Donna M. Noyes-Grosser
Dr. Noyes-Grosser received her bachelor's degree in psychology from the University of Massachusetts and her master's and doctoral degrees in developmental psychology from Stony Brook University. She began her career in government as a Revson Fellow at the Center for Women in Government and Civil Society, and subsequently joined the NYS Council on Children and Families as a research associate, where her work focused on prevention of child maltreatment and development of parent education and support programs. Dr. Noyes-Grosser has served in a leadership capacity in NYS Department of Health's Part C Early Intervention Program for infants and toddlers with disabilities and their families since 1989, where she has been involved in planning, policy development, and implementation of this statewide service delivery system. She currently serves as Associate Director for Clinical Policy for the Bureau of Early Intervention, New York State Department of Health.
Research or other Professional Activities
Dr. Noyes-Grosser initiated and managed a multi-year initiative to develop evidence-based clinical practice guidelines for assessment and intervention with young children with disabilities, including the first such guideline on young children with autism/pervasive developmental disorders. She was Principal Investigator for the New York State Department of Health, Bureau of Early Intervention's General Supervision Enhancement Grant (GSEG), Enhancing Part C Outcome Indicators and Methods to Collect and Analyze Part C Outcomes. Funded by the U.S. Department of Education, Office of Special Education Programs, the goal of this project was to identify early intervention outcome indicators and methods to collect and analyze child and family outcomes resulting from early intervention services. The project yielded a new scale to measure child outcomes, and enhanced an existing national scale to measure family outcomes resulting from early intervention. An annual family survey is now conducted to measure State and local outcomes resulting from early intervention services using these scales. Dr. Noyes-Grosser is the Principal Investigator for a State Implementation Grant to improve services for children and youth with ASD and their families, funded by the U.S. Department of Health and Human Services, Health Resources and Services Administration, Maternal Child Health Bureau (HRSA). A primary focus of this grant is to ensure early identification and treatment of ASDs through improved adherence to American Academy of Pediatrics guidelines for universal screening for autism.
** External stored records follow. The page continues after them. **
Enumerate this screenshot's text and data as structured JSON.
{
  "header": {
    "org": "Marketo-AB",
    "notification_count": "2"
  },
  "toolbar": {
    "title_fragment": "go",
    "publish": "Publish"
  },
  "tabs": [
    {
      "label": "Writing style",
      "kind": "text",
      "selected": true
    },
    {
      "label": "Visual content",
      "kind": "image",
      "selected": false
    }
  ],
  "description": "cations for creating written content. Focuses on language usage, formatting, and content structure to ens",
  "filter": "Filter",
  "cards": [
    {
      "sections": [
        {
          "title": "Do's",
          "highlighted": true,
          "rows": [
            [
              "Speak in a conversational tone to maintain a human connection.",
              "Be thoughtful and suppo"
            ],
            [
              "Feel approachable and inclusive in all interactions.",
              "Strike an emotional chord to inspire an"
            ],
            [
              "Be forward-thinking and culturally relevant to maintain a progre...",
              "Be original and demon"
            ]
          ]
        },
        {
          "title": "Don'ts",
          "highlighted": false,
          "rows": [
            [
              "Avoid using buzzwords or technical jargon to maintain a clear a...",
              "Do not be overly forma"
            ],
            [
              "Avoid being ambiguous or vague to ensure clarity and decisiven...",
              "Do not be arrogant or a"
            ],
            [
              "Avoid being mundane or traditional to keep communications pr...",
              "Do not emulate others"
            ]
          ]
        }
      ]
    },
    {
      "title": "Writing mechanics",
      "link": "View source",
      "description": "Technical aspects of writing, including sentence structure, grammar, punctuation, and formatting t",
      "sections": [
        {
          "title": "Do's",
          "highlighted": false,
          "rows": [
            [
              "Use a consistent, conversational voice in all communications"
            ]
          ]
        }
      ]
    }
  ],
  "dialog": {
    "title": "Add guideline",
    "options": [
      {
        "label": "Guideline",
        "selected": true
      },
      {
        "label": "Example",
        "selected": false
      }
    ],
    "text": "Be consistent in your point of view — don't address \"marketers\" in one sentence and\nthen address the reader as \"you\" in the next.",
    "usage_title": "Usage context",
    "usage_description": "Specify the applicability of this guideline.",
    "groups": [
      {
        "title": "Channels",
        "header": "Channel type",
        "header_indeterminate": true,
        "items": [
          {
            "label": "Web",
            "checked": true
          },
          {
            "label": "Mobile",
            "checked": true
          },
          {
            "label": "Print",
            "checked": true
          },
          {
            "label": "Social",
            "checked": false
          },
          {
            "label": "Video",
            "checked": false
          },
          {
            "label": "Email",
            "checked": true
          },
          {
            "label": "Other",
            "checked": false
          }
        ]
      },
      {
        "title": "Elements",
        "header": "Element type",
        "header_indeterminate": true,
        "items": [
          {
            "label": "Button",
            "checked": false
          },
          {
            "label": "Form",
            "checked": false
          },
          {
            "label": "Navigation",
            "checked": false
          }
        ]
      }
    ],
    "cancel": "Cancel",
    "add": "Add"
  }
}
She is also the Principal Investigator on an R-40 MCH research grant, funded by HRSA, which will model a state systems approach to evaluating the impact of early intervention services on young children with ASD and their families. She is a member of the Society for Research in Child Development; International Society for Early Intervention; and, Council for Exceptional Children.
Noyes-Grosser, D. (2007). Children with Disabilities and Public Health: A Model Syllabus for Health Professionals. Infants and Young Children: An Interdisciplinary Journal of Special Care Practice. 20(3). MD: Lippincott Williams & Wilkins.
Noyes-Grosser, D., Holland, J., Lyons,D., Holland, C., Romancyzk, R. & Gillis, J. ( 2005). Rationale and Methodology for Developing Guidelines for Early Intervention Services for Young Children with Disabilities. Infants and Young Children: An Interdisciplinary Journal of Special Care Practice, 18(3). MD: Lippincott Williams & Wilkins.
Romancyzk, R, Gillis, J., Noyes-Grosser, D., Holland, J., Holland, C., & Lyons, D. (2005). Clinical Clues, Developmental Milestones, and Early Identification/Assessment of Children with Disabilities: Practical Applications and Conceptual Considerations. Infants and Young Children: An Interdisciplinary Journal of Special Care Practice, 20(3). MD: Lippincott Williams & Wilkins.